Thursday, 20 June 2013

Questions (196)

Bernard Durkan

Question:

196. Deputy Bernard J. Durkan asked the Minister for Justice and Equality the steps that can be taken to regularise residency in the case of a person (details supplied) in County Westmeath; and if he will make a statement on the matter. [29926/13]

View answer

Written answers (Question to Justice)

I am advised by the Irish Naturalisation and Immigration Service (INIS) that the person referred to by the Deputy arrived in the State on 24 August, 2005. It would appear that the person may be in the State unlawfully and in breach of Section 5 (1) of the Immigration Act 2004 which provides that no non EEA national may be in the State other than in accordance with the terms of any permission given to him by or on behalf of the Minister. Section 5 (2) of the Act provides that a non EEA national who is in the State in contravention of subsection (1) is for all purposes unlawfully present in the State.

A person who is found to be in breach of the requirements of the Immigration Act 2004 may have committed an offence. A person found guilty of such an offence is liable under Section 13 of the Act of 2004 to a fine not exceeding €3,000 or to imprisonment for a term not exceeding 12 months or to both. It is also likely that the person concerned, if he is in employment, would require a work permit issued by the Department of Jobs, Enterprise and Innovation. In general, a work permit is only issued where there is no Irish or EEA national available and qualified to do the particular job concerned. A non EEA national who does not have a valid work permit and works in the State is in breach of the Employment Permits Acts 2003 and 2006. Indeed, the employer is also liable to sanction for breaches of these Acts.
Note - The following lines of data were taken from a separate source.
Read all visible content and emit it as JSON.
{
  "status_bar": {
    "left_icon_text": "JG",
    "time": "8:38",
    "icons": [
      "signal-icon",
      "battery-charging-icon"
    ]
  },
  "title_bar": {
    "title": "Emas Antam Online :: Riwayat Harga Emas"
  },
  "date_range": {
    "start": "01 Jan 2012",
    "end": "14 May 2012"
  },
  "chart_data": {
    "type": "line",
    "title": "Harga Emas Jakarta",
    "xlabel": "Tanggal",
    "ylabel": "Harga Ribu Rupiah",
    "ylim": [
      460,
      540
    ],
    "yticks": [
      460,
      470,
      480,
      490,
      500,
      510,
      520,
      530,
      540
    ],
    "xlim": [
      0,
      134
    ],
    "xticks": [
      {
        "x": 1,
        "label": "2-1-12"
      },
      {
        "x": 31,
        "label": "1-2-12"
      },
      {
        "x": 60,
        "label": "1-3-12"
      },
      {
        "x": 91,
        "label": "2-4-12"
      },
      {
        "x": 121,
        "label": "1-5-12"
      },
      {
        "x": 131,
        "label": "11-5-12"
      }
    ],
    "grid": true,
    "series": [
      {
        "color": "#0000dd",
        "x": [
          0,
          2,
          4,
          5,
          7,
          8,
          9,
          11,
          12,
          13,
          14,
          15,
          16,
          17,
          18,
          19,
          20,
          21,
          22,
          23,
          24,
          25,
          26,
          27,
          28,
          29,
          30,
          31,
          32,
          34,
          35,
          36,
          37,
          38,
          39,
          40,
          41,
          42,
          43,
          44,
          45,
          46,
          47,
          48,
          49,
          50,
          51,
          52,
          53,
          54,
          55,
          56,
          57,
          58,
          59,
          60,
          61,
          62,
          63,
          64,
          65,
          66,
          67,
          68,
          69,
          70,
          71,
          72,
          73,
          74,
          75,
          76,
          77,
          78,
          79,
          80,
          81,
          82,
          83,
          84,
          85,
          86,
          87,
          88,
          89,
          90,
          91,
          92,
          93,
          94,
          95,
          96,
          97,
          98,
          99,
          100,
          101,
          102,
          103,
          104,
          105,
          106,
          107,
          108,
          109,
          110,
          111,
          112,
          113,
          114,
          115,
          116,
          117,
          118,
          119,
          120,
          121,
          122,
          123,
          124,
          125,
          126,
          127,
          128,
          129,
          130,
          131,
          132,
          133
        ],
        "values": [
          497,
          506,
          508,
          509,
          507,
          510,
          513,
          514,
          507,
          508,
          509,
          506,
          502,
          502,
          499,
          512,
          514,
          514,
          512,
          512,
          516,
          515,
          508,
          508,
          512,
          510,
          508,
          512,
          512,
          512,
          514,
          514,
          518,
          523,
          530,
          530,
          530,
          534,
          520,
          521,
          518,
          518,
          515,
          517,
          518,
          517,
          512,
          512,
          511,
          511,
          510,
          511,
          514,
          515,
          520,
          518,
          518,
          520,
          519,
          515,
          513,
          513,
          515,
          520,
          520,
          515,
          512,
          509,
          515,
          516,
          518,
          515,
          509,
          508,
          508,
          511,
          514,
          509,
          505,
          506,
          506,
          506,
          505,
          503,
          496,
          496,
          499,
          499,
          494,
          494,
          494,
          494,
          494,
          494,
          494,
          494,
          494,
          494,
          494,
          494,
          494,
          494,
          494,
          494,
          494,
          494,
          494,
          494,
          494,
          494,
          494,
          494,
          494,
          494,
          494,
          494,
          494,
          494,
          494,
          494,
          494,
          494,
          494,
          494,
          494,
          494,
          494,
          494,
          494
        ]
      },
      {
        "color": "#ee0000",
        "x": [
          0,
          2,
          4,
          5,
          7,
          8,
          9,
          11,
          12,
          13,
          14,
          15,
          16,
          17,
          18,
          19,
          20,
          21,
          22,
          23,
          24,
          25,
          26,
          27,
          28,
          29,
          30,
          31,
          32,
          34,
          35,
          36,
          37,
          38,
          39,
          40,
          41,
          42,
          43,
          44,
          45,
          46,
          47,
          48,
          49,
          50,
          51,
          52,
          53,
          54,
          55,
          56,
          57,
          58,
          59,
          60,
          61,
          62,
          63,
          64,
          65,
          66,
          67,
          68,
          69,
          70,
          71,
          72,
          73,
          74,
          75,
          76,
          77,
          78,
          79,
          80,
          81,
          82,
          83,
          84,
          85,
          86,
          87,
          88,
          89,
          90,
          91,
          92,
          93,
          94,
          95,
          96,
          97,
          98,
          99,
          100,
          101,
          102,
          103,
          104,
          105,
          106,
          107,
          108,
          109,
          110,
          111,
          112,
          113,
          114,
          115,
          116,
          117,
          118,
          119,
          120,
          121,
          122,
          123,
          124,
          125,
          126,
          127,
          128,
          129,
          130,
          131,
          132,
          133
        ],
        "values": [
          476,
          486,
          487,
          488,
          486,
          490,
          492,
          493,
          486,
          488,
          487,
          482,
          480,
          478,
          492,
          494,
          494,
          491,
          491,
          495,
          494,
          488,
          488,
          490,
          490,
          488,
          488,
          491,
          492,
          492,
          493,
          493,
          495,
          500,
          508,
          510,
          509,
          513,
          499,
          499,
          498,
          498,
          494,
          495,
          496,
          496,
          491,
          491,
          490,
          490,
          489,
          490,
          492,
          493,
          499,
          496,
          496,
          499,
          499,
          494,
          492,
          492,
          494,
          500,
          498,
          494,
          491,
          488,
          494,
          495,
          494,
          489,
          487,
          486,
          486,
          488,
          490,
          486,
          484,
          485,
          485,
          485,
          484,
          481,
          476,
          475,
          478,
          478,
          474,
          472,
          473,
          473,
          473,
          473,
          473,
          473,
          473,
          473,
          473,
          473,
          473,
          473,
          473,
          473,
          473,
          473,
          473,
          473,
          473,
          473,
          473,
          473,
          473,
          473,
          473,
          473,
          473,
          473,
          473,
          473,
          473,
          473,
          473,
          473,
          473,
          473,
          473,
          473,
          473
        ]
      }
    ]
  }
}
I would strongly advise that, as a matter of urgency, the person concerned contacts the General Immigration Division, INIS, 13/14 Burgh Quay, Dublin 2 in relation to his situation.

Queries in relation to the status of individual immigration cases may be made directly to the INIS by e-mail using the Oireachtas Mail facility which has been specifically established for this purpose. This service enables up-to-date information on such cases to be obtained without the need to seek information by way of the Parliamentary Questions process. The Deputy may consider using the e-mail service except in cases where the response from the INIS is, in the Deputy's view, inadequate of too long awaited.